The Pursuit of Happiness (1971)


A sensitive college kid (Michael Sarrazin, They Shoot Horses, Don’t They?) drives down the street and accidentally hits and kills a pedestrian. The young man’s wealthy relatives come to the rescue, but they only make things worse.

Reaction & Thoughts:

The Pursuit of Happiness, written by George Sherman and Jon Boothe, and directed by Robert Mulligan (To Kill A Mockingbird and Summer of ’42), is your typical counterculture film — it’s a full-frontal attack on American complacency. When it comes to films like this one, context is everything. A little extra effort is required here to understand the issues.

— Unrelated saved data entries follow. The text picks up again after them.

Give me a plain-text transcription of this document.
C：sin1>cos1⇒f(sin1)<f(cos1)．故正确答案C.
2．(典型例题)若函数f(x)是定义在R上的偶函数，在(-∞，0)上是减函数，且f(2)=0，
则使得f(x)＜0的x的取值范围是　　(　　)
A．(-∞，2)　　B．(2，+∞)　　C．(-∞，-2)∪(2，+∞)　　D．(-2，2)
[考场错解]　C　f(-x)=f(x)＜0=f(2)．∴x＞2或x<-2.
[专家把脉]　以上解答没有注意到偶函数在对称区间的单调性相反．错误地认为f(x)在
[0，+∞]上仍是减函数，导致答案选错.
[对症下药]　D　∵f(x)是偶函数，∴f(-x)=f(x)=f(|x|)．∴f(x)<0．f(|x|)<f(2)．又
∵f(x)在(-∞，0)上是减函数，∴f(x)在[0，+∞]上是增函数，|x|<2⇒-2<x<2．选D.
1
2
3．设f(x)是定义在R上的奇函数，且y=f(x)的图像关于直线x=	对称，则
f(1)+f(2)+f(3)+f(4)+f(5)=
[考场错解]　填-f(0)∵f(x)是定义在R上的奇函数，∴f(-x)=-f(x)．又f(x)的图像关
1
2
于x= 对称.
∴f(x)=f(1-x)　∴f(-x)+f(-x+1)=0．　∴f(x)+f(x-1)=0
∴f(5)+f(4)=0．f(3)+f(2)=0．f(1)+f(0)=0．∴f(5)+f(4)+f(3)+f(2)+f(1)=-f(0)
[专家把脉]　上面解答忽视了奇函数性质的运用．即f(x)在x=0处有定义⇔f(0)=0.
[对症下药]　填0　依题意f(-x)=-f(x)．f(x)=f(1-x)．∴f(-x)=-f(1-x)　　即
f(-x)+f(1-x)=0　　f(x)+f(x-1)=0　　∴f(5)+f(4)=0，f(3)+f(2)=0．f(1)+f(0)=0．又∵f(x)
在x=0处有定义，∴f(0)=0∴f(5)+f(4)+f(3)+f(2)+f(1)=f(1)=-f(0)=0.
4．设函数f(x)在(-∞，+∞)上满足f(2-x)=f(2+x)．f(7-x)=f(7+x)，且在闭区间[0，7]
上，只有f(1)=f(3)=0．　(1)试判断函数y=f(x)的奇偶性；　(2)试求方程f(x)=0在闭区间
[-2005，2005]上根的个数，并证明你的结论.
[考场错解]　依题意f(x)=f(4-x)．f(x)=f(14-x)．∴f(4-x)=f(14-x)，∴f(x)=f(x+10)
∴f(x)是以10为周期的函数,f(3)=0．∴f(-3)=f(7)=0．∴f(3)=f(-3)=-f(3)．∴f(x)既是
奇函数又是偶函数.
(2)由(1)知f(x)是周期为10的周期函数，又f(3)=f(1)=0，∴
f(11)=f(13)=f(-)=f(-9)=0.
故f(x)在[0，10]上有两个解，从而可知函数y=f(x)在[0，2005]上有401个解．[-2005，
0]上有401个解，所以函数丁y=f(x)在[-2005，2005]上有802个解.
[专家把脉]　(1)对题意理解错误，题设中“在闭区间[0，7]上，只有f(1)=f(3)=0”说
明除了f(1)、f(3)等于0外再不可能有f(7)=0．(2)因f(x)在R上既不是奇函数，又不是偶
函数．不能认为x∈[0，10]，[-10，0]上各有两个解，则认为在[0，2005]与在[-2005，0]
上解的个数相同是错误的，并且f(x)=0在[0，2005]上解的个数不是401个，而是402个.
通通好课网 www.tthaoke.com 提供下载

However, considering the fact that today’s jaded Millennials have a thing or two in common with the “dazed and confused” baby-boomers, this is perhaps a bit less dated than what it appears to be at first glance. The film’s anti-establishment vibe is harder to swallow for people like me (Generation X), who are perpetually stuck between the two discontented generations. Frankly, I could never understand what a seemingly intelligent young man had against “mainstreamness.”

Mulligan, a fine director with no discerning style, had a soft spot for frustrated characters, and this picture is no exception. This is not one of his best films though. Mulligan did much better the same year with Summer of ’42, a far more effective exploration of discontentment. Thematically and stylistically, The Pursuit of Happiness is just a bit too flat, and that probably explains its obscurity.

Mulligan does get good performances out of Sarrazin and Barbara Hershey (The Entity), who plays Sarrazin’s faithful girlfriend. The cast includes lots of familiar faces. E. G. Marshall (Twelve Angry Men) plays a powerful lawyer. Arthur Hill (The Andromeda Strain) is Sarrazin’s father. William Devane (Rolling Thunder) plays a pilot. Barnard Hughes (The Lost Boys) has a bit as a judge. Charles Durning (Tootsie) appears as a cop. Also with Rue McClanahan (TV’s The Golden Girls), Robert Klein (Primary Colors), and, in her last film role, Ruth White (No Way To Treat A Lady).

Composer Randy Newman (Monsters Inc.) wrote the film’s theme song —  an appropriately lazy ballad — and sings it during the credits.

Conclusions & Final Thoughts:

Overall, The Pursuit of Happiness is an okay time capsule with a terrific cast of character actors. Not to be confused with Will Smith’s 2006 bio-pic The Pursuit of Happyness. Color, 93 minutes, Rated PG-13.